A career lies in tatters because a man who’s always been able to express himself well enough, extemporaneously, annexed the parlance and patter of others in published dispatches.

Here’s a word for it: Dumb.

Perhaps these words by Rosie DiManno, found in today's Star, are a fitting epitaph for Chirs Spence, the former Director of the TDSB, who yesterday resigned in abject disgrace over his theft of other people's words and idea.

But the story isn't quite over. According to another Star article, there is now strong evidence that this was a habit he was addicted to; his plagiarism has now been discovered in a number of speeches and articles, and even in his PHD dissertation.

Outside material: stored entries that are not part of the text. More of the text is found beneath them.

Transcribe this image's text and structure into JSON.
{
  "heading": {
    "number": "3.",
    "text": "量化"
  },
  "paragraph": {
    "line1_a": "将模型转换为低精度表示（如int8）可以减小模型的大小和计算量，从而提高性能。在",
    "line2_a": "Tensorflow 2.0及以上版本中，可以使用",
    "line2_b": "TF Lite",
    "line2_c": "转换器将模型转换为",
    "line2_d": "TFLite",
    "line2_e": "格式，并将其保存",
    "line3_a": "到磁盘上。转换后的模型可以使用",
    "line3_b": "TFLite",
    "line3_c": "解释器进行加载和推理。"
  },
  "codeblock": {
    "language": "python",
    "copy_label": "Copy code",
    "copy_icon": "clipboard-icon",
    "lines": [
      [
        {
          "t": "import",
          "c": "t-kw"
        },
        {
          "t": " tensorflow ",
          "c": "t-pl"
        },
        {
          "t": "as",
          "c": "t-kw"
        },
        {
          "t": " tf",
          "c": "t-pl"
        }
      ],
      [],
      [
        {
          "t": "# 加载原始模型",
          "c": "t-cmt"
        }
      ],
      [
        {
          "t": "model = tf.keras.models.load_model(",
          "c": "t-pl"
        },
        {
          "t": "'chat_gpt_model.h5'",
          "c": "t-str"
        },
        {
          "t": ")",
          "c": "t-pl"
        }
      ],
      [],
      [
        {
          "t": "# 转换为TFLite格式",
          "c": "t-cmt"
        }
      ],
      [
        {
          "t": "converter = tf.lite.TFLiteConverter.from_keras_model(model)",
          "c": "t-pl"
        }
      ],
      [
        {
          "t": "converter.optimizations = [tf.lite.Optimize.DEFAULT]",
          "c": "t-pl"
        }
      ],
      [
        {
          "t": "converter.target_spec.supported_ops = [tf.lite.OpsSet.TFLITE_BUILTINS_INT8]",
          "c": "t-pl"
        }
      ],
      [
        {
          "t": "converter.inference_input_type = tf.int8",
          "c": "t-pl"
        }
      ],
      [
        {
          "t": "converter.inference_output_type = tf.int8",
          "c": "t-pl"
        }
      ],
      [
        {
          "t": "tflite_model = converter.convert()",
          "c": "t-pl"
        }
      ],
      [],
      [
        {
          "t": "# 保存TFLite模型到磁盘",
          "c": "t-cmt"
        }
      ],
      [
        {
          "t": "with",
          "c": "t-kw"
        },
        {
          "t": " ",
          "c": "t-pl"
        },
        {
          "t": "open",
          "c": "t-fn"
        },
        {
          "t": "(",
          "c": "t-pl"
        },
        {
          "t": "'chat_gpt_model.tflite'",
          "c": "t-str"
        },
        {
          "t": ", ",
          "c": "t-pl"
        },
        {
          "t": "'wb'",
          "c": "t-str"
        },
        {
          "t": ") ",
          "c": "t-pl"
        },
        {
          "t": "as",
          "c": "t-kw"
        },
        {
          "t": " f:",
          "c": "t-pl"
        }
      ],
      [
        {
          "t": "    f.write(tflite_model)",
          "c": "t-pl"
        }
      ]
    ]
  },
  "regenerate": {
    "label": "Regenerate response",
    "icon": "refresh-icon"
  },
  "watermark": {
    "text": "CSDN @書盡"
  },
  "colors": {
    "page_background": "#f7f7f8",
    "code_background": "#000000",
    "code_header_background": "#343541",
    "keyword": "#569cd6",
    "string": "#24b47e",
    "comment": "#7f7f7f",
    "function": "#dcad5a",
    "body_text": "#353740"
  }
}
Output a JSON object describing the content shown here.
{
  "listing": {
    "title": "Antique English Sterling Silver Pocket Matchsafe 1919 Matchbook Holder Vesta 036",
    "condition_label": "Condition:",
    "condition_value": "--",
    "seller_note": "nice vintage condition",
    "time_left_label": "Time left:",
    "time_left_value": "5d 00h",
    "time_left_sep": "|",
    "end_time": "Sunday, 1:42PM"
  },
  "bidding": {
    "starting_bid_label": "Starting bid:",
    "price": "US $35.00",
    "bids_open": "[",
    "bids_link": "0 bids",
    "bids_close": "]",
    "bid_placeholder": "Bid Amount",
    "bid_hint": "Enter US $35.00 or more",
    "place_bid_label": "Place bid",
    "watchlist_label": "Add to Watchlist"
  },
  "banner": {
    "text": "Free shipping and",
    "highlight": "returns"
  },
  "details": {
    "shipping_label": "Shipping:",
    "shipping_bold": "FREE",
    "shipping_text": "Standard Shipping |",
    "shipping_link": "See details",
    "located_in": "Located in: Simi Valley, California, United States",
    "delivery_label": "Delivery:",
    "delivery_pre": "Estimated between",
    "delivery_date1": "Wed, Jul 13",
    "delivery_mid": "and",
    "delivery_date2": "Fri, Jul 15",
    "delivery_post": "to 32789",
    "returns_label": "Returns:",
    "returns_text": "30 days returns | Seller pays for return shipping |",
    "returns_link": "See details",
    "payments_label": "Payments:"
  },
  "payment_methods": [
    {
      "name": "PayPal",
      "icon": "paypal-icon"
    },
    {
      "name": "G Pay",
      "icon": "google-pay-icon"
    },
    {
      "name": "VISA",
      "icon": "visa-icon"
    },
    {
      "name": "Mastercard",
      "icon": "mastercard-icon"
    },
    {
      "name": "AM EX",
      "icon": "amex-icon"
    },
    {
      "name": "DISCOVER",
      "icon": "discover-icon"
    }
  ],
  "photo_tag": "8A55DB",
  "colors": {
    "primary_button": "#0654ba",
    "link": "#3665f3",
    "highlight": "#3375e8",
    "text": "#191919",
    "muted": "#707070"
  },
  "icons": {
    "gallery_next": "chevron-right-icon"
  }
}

I will offer no sermon here, but his is perhaps an object lesson of the dangerous temptations of hubris and arrogance to which many of those responsible for the public good succumb

I have no sympathy for Spence or the many others who abuse their positions and systematically betray all of us.

2 comments:

  1. His actions hurt all of us who were -- or are -- involved in education, Lorne.

    ReplyDelete
  2. The higher the position, the greater the magnitude of the reverberations when wrongdoing occurs, Owen.